Retards de livraison, rupture d’approvisionnement, annulation d’événements… Les difficultés liées à l’épidémie de Covid-19 peuvent relever du régime de la force majeure et ainsi libérer fournisseurs (voire clients) de leurs obligations contractuelles. Comment s’en prévaloir ou s’en prémunir ?

Coronavirus et force majeure dans les contrats : ce qu’il faut savoir
En pratique, la première chose à faire pour aborder la force majeure est de vérifier les clauses contractuelles (« Retard », « Inexécution », « Annulation » et « Force majeure »). © Adobe Stock

Maintes fois évoquée lors de la crise du Covid-19, la célèbre notion de force majeure n’est pas une mince affaire. De nombreuses conditions appréciées au cas par cas doivent être réunies pour permettre – sur son fondement – à un fournisseur ou à un client (si prévu contractuellement) de reporter voire annuler son engagement.
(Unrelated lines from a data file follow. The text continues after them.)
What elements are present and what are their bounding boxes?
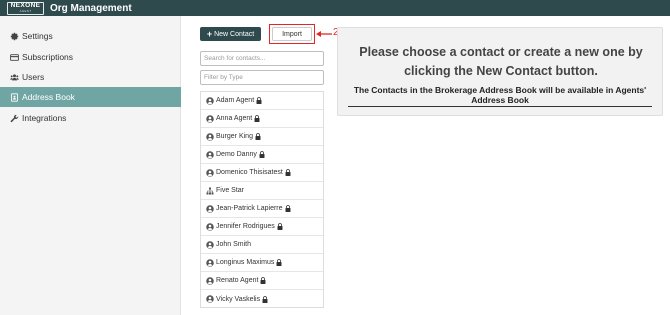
lock-icon bbox=[262, 295, 268, 303]
contact-name: John Smith bbox=[216, 241, 252, 248]
lock-icon bbox=[255, 133, 261, 140]
sidebar-item-integrations[interactable]: Integrations bbox=[0, 108, 181, 128]
sidebar-item-label: Users bbox=[22, 72, 45, 82]
contact-name: Jean-Patrick Lapierre bbox=[216, 205, 283, 212]
user-circle-icon bbox=[206, 96, 214, 105]
lock-icon bbox=[256, 97, 262, 104]
contact-name: Adam Agent bbox=[216, 97, 255, 104]
contact-list-item[interactable]: Renato Agent bbox=[201, 272, 323, 290]
org-chart-icon bbox=[206, 187, 214, 195]
sidebar-item-settings[interactable]: Settings bbox=[0, 26, 181, 46]
page-title: Org Management bbox=[50, 2, 132, 14]
contact-list-item[interactable]: Jennifer Rodrigues bbox=[201, 218, 323, 236]
contact-name: Longinus Maximus bbox=[216, 259, 275, 266]
wrench-icon bbox=[10, 114, 19, 123]
contact-list-item[interactable]: Vicky Vaskelis bbox=[201, 290, 323, 308]
sidebar-item-label: Settings bbox=[22, 31, 53, 41]
empty-state-heading: Please choose a contact or create a new … bbox=[359, 45, 643, 78]
user-circle-icon bbox=[206, 114, 214, 123]
contact-name: Vicky Vaskelis bbox=[216, 295, 261, 303]
sidebar: Settings Subscriptions Users Address Boo… bbox=[0, 16, 181, 315]
user-circle-icon bbox=[206, 204, 214, 213]
sidebar-item-subscriptions[interactable]: Subscriptions bbox=[0, 47, 181, 67]
address-book-note: The Contacts in the Brokerage Address Bo… bbox=[348, 85, 652, 107]
lock-icon bbox=[285, 205, 291, 212]
sidebar-item-users[interactable]: Users bbox=[0, 67, 181, 87]
lock-icon bbox=[254, 115, 260, 122]
new-contact-button[interactable]: + New Contact bbox=[200, 27, 261, 41]
credit-card-icon bbox=[10, 53, 19, 62]
address-book-icon bbox=[10, 92, 19, 102]
user-circle-icon bbox=[206, 150, 214, 159]
sidebar-item-label: Address Book bbox=[22, 92, 75, 102]
search-input[interactable] bbox=[200, 51, 324, 66]
contact-name: Domenico Thisisatest bbox=[216, 169, 283, 176]
nexone-logo[interactable]: NEXONE AGENT bbox=[7, 1, 44, 15]
lock-icon bbox=[276, 259, 282, 266]
empty-state-panel: Please choose a contact or create a new … bbox=[337, 27, 663, 116]
contact-name: Anna Agent bbox=[216, 115, 253, 122]
contact-list-item[interactable]: Adam Agent bbox=[201, 92, 323, 110]
user-circle-icon bbox=[206, 258, 214, 267]
contact-name: Demo Danny bbox=[216, 151, 257, 158]
user-circle-icon bbox=[206, 168, 214, 177]
contact-list: Adam Agent Anna Agent Burger King Demo D… bbox=[200, 91, 324, 308]
contact-list-item[interactable]: John Smith bbox=[201, 236, 323, 254]
contact-list-item[interactable]: Longinus Maximus bbox=[201, 254, 323, 272]
contact-list-item[interactable]: Burger King bbox=[201, 128, 323, 146]
contact-list-item[interactable]: Jean-Patrick Lapierre bbox=[201, 200, 323, 218]
contact-list-item[interactable]: Five Star bbox=[201, 182, 323, 200]
contact-name: Jennifer Rodrigues bbox=[216, 223, 275, 230]
sidebar-item-label: Subscriptions bbox=[22, 52, 74, 62]
contact-list-item[interactable]: Domenico Thisisatest bbox=[201, 164, 323, 182]
contact-name: Burger King bbox=[216, 133, 253, 140]
user-circle-icon bbox=[206, 222, 214, 231]
logo-subtext: AGENT bbox=[19, 9, 32, 14]
annotation-arrow-icon bbox=[316, 31, 332, 37]
lock-icon bbox=[259, 151, 265, 158]
lock-icon bbox=[260, 277, 266, 284]
contact-name: Renato Agent bbox=[216, 277, 259, 284]
annotation-highlight-box bbox=[269, 24, 315, 44]
contact-name: Five Star bbox=[216, 187, 245, 194]
sidebar-item-label: Integrations bbox=[22, 113, 67, 123]
user-circle-icon bbox=[206, 276, 214, 285]
users-icon bbox=[10, 73, 19, 82]
new-contact-label: New Contact bbox=[214, 30, 255, 38]
top-bar: NEXONE AGENT Org Management bbox=[0, 0, 670, 16]
user-circle-icon bbox=[206, 295, 214, 303]
user-circle-icon bbox=[206, 240, 214, 249]
plus-icon: + bbox=[206, 28, 213, 39]
sidebar-item-address-book[interactable]: Address Book bbox=[0, 87, 181, 107]
contact-list-item[interactable]: Demo Danny bbox=[201, 146, 323, 164]
lock-icon bbox=[285, 169, 291, 176]
contact-list-item[interactable]: Anna Agent bbox=[201, 110, 323, 128]
filter-type-input[interactable] bbox=[200, 70, 324, 85]
gear-icon bbox=[10, 32, 19, 41]
lock-icon bbox=[277, 223, 283, 230]
user-circle-icon bbox=[206, 132, 214, 141]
L’empêchement invoqué (maladie, épidémie de Covid-19, mesure de police administrative, etc.) doit répondre aux critères fixés par la loi (et/ou de la clause de force majeure). Si la force majeure est reconnue, elle suspend par principe l’exécution du contrat mais ne fait pas disparaître définitivement l’obligation de l’exécuter ! Explications.

Une obligation de coopération et de communication

Avant d’entrer dans le vif du sujet, il convient de rappeler que les partenaires contractuels sont invités – d’autant plus en période de crise – à ouvrir des négociations et rétablir les discussions (stratégies alternatives à la force majeures). Par exemple, en cas de difficulté à honorer une commande, il est préférable de transmettre les informations à son client, de négocier un délai plus long, une fourchette de temps, une acceptation de la commande « sous réserves »… L’invocation infondée de la force majeure pour remettre en cause des commandes est jugée sévèrement par les autorités (pratique abusive).
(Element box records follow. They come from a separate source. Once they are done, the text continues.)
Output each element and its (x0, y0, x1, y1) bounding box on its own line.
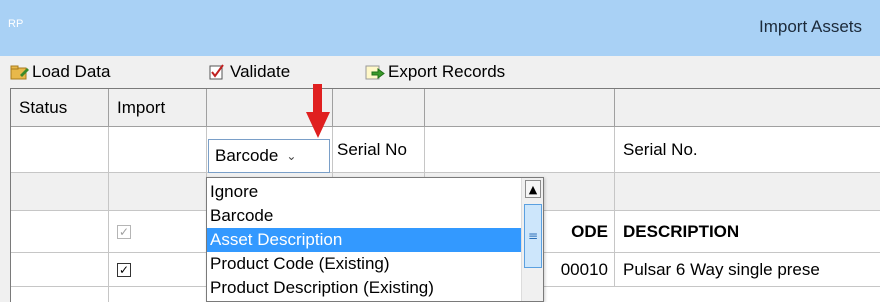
description-header-cell: DESCRIPTION (615, 211, 880, 253)
export-records-button[interactable]: Export Records (364, 60, 505, 84)
import-checkbox-disabled: ✓ (117, 224, 131, 239)
import-checkbox[interactable]: ✓ (117, 262, 131, 277)
header-col4[interactable] (333, 89, 425, 127)
load-data-label: Load Data (32, 62, 111, 81)
export-records-label: Export Records (388, 62, 506, 81)
validate-label: Validate (230, 62, 291, 81)
dropdown-option-barcode[interactable]: Barcode (207, 204, 519, 228)
table-cell (615, 173, 880, 211)
dropdown-option-product-code[interactable]: Product Code (Existing) (207, 252, 519, 276)
dropdown-option-product-description[interactable]: Product Description (Existing) (207, 276, 519, 300)
load-data-button[interactable]: Load Data (10, 60, 110, 84)
table-cell (11, 127, 109, 173)
table-cell (11, 287, 109, 302)
load-data-icon (10, 65, 29, 80)
table-cell (109, 127, 207, 173)
red-arrow-icon (306, 84, 330, 138)
table-cell (425, 127, 615, 173)
column-mapping-combo[interactable]: Barcode ⌄ (208, 139, 330, 173)
title-bar: RP Import Assets (0, 0, 880, 56)
mapping-dropdown-list[interactable]: Ignore Barcode Asset Description Product… (206, 177, 544, 302)
header-col6[interactable] (615, 89, 880, 127)
table-cell (109, 287, 207, 302)
header-import[interactable]: Import (109, 89, 207, 127)
mapping-serial-label[interactable]: Serial No. (615, 127, 880, 173)
mapping-row: Serial No Serial No. (11, 127, 880, 173)
header-row: Status Import (11, 89, 880, 127)
dropdown-scrollbar[interactable]: ▲ ≡ (521, 178, 543, 301)
toolbar: Load Data Validate Export Records (0, 56, 880, 88)
export-records-icon (365, 65, 385, 80)
table-cell (109, 173, 207, 211)
description-cell: Pulsar 6 Way single prese (615, 253, 880, 287)
serial-input[interactable]: Serial No (333, 127, 425, 173)
chevron-down-icon[interactable]: ⌄ (286, 149, 296, 163)
scroll-up-icon[interactable]: ▲ (525, 180, 541, 198)
window-title: Import Assets (759, 17, 862, 36)
table-cell (11, 211, 109, 253)
table-cell: ✓ (109, 253, 207, 287)
dropdown-option-ignore[interactable]: Ignore (207, 180, 519, 204)
header-status[interactable]: Status (11, 89, 109, 127)
table-cell (11, 173, 109, 211)
table-cell: ✓ (109, 211, 207, 253)
scroll-thumb[interactable]: ≡ (524, 204, 542, 268)
combo-value: Barcode (215, 146, 279, 165)
dropdown-option-asset-description[interactable]: Asset Description (207, 228, 521, 252)
table-cell (11, 253, 109, 287)
validate-icon (209, 64, 224, 80)
app-icon: RP (8, 18, 24, 30)
header-col5[interactable] (425, 89, 615, 127)
validate-button[interactable]: Validate (208, 60, 290, 84)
Les contractants peuvent ainsi s’appuyer pour négocier sur le principe de bonne foi (article 1104 du Code civil), celui d’équilibre et d’économie du contrat et des obligations contractuelles (article 1171 du Code civil), celui de l’exception de l’inexécution (articles 1217 et 1219 du Code civil) ou celui de l’exception pour risque d’inexécution (article 1220 du Code civil) par exemple.